WOMAN SHOOTING CHERRY BLOSSOMS by Yinka Shonibare

WOMAN SHOOTING CHERRY BLOSSOMS 2019

0:00
0:00

mixed-media, assemblage, textile, sculpture

# 

portrait

# 

mixed-media

# 

contemporary

# 

assemblage

# 

textile

# 

fashion and textile design

# 

figuration

# 

postcolonial-art

# 

sculpture

# 

decorative-art

# 

decorative art

Curator: Let's turn our attention to Yinka Shonibare's "WOMAN SHOOTING CHERRY BLOSSOMS" from 2019, a compelling mixed-media assemblage. Editor: Oh, this piece sings to me! It's striking how the feminine figure, frozen in a posture of violence, sprouts a torrent of delicate blossoms. Like nature rebelling or is it hope fighting against aggression? Curator: I think it's important to examine the textiles Shonibare employs. These are Dutch wax fabrics, which, though often associated with Africa, have a complex history tied to colonialism and global trade routes. It's a purposeful disruption of cultural authenticity. Editor: Right, those fabrics! It is impossible not to notice them, they’re gorgeous! I'm almost giggling thinking about Marie Antoinette at war with springtime! Her target's not a monarch, but this cloud of perfect blooms!
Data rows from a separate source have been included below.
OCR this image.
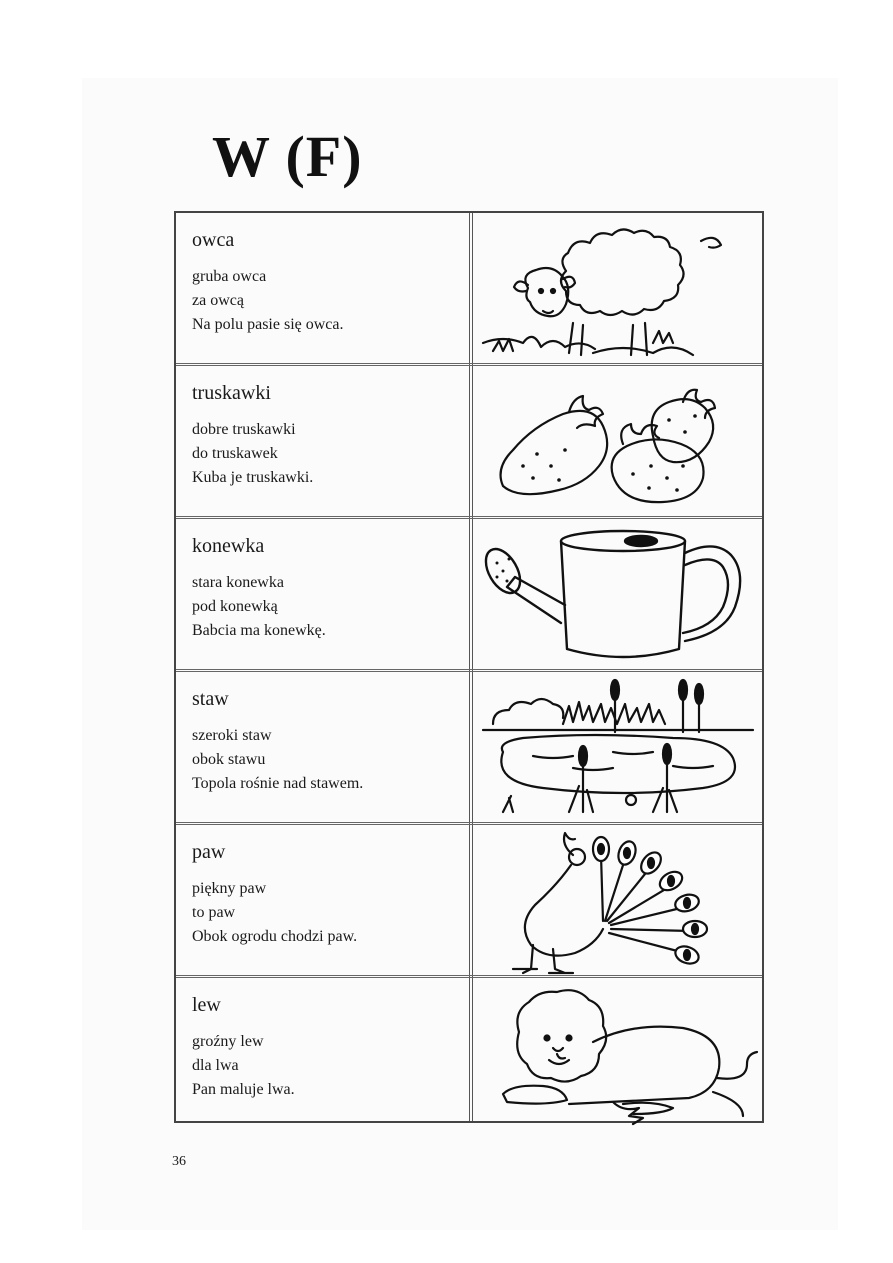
W (F)
owca
gruba owca
za owcą
Na polu pasie się owca.
truskawki
dobre truskawki
do truskawek
Kuba je truskawki.
konewka
stara konewka
pod konewką
Babcia ma konewkę.
staw
szeroki staw
obok stawu
Topola rośnie nad stawem.
paw
piękny paw
to paw
Obok ogrodu chodzi paw.
lew
groźny lew
dla lwa
Pan maluje lwa.
36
It just gives an electric sense of possibility. Curator: Precisely, she may be challenging our expectations. Shonibare invites a critical engagement with power, femininity, and the idealized visions we project onto history and nature. I read it as a counter narrative to colonial fantasies, wouldn't you say? Editor: Absolutely! There's something incredibly profound in repurposing symbols and in this specific scene’s stillness. This juxtaposition— violence in one hand, beauty gushing out from other direction…well that tension is exactly what holds your gaze and your attention! Almost humorous but mostly deeply haunting, for me. Curator: It is this exact haunting that is so deeply connected with his artistic choices when building the figure herself! We see decorative arts, textile sculpture, fashion design, even figuration as a reminder about beauty while calling attention to both nature's resilience, and society's destructive patterns, so that we as humans are capable of facing our past! Editor: I see so many interpretations nestled within this one artwork. Looking at all that has been laid here; it gives pause while also reminding us not to fall prey or be a fool for aesthetic at the surface only-but maybe, to let everything simply just "be". That it’s actually ok, to not to know! Curator: Well said. Editor: Exactly.

Show more

Comments

No comments

Be the first to comment and join the conversation on the ultimate creative platform.